À mon arrivée chez Centraide du Grand Montréal, je me souviens très bien du moment où je me suis dit que je devais me défaire du syndrome d’Atlas, si je voulais préserver ma santé mentale. Atlas, on s’en souviendra, est ce dieu grec condamné à porter le poids du monde sur ses épaules. Bien que j’aie trouvé des moyens de gérer cette pression que je m’imposais, le sentiment d’urgence, lui, est demeuré, afin d’assurer de maintenir le niveau de financement adéquat aux organismes à travers nos activités de collecte de fonds.

Il y a une différence entre un sentiment d’urgence et une situation de crise. Le premier renvoie à la nécessité d’intervenir rapidement et peut durer dans le temps, alors que le second ne devrait pas être permanent et requiert plutôt une action immédiate afin d’éviter qu’une situation ne dégénère. Devant l’espoir d’une sortie de crise, il est possible de donner un effort supplémentaire. Mais lorsque la crise s’étire sur des années, la lumière au bout du tunnel est pour le moins faible.

On vient à ne plus y croire. À se demander si on sera un jour capable de relever la tête que nous avons baissée afin d’affronter la situation.

Cette dirigeante d’organisme me racontait qu’elle avait plus de 35 semaines de vacances accumulées. Ces semaines, elle les reporte d’année en année, prise comme elle l’est dans les activités quotidiennes de son organisme. L’embauche d’aide est difficile, vu la pénurie de main-d’œuvre et les conditions de travail et de rémunération du milieu communautaire. Elle me donnait l’exemple d’une employée qui n’avait pas eu d’augmentation depuis 10 ans.

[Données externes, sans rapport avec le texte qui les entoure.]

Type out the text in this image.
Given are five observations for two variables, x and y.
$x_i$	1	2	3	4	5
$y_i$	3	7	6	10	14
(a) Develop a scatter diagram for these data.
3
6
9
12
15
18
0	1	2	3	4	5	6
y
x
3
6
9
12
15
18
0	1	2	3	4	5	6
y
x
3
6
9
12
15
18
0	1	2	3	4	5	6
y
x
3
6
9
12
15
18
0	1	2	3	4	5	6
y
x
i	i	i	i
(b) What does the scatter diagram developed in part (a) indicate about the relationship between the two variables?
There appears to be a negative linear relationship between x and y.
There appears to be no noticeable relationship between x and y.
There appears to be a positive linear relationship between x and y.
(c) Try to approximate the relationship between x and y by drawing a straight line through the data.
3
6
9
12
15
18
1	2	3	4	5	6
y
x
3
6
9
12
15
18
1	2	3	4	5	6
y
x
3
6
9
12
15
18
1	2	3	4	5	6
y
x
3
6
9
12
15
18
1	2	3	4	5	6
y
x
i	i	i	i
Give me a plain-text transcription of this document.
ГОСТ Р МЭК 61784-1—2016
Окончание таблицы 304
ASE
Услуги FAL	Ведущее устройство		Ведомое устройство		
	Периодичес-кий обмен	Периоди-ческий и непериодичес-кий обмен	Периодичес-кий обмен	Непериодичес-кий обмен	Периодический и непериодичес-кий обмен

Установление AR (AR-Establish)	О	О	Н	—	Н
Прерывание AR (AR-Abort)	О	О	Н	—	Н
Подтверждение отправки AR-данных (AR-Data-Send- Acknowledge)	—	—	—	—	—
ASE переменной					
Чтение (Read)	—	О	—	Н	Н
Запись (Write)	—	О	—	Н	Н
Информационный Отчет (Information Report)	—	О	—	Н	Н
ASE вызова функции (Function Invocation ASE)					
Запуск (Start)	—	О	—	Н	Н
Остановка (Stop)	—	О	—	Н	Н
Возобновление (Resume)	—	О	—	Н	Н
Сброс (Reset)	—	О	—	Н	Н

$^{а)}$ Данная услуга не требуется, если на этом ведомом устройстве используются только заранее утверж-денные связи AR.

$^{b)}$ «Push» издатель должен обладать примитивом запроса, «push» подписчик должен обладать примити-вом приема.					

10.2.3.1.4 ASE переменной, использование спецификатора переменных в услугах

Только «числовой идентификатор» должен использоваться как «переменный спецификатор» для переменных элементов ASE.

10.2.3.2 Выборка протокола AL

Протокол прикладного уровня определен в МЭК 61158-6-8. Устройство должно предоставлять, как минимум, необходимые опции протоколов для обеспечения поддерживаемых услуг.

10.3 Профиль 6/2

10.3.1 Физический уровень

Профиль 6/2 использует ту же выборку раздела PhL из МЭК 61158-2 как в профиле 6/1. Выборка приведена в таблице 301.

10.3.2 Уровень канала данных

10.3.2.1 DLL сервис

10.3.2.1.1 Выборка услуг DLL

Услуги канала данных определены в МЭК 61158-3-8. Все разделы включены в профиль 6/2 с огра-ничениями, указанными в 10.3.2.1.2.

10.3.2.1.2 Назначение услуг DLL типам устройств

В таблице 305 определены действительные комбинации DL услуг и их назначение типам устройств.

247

Elle en a assez d’entendre que les personnes travaillant dans le secteur communautaire y sont par passion, « pour la cause ». La passion n’est pas convertible en argent sonnant, pour payer son loyer et ses dépenses essentielles. Autre point que mon interlocutrice trouve difficile : le fait que certaines personnes considèrent que seule la reconnaissance de contribuer à améliorer la vie des plus vulnérables devrait suffire à satisfaire les travailleuses et travailleurs. La reconnaissance en mots est fort appréciée, mais la reconnaissance salariale devrait aussi faire partie du deal.

En l’écoutant, j’avoue que j’ai bondi de ma chaise à quelques reprises. Particulièrement lorsque, à propos des membres de son équipe, elle a admis qu’ils étaient souvent autant fragilisés que les personnes à qui son organisme offre des services. Difficile de rester de marbre lorsqu’on entend un constat semblable.

PHOTO PATRICK SANFAÇON, ARCHIVES LA PRESSE

Les locaux de l’organisme Spectre de rue, qui offre un site d’injection, à Montréal.

Crise sociale

Ce qui se passe actuellement dans le secteur communautaire et dans celui des services sociaux s’approche de la crise sociale.

Longtemps, ce sont les organismes communautaires qui dirigeaient les personnes vulnérables vers les services sociaux donnés par les CIUSSS. Eh bien, plusieurs de ces derniers ont maintenant des listes d’attente de plus de deux ans et demandent aux organismes d’arrêter de leur transmettre des références. C’est donc le processus inverse qui se produit ! Imaginez un instant : les services sociaux dirigent les personnes vulnérables vers les organismes communautaires. Euh… pardon ? Le communautaire ne peut se substituer aux services gouvernementaux ; il doit être une « alternative ».

Quelque chose ne tourne pas rond. L’organisme que je visitais cette semaine reçoit des sommes du ministère de la Famille, ce qui fait qu’il ne peut recevoir de subventions des services sociaux, car les organismes qui sont admissibles ne peuvent être reconnus que par un seul ministère. Nous avons quitté le monde du réel pour un univers kafkaïen.

Avant de quitter la dirigeante, je lui ai demandé si elle avait le temps de rêver. « Lorsque parfois je dors sur le divan dans mon bureau, je ne rêve pas », m’a-t-elle répondu. Elle réfléchit à comment elle pourrait aider une personne ou une famille de plus, à comment elle pourrait avoir assez d’argent pour payer ses employés à la hauteur de leur contribution. Sa réalité quotidienne hante son sommeil.

Si elle pouvait rêver, ce serait à ceci : que le gouvernement arrête de faire des réflexions sur deux ans dans quatre ou cinq ministères différents qui ne se parlent pas et ne lui donne que deux minutes pour agir sur le terrain.

Il me semble que ce rêve ne serait pas trop compliqué à réaliser, non ?

À la suite de sa réponse de 37 minutes, j’étais moi-même essoufflé. Je crois que j’avais retenu ma respiration, dans l’espoir de prendre sur mes épaules un gramme de la fatigue de cette extraordinaire personne.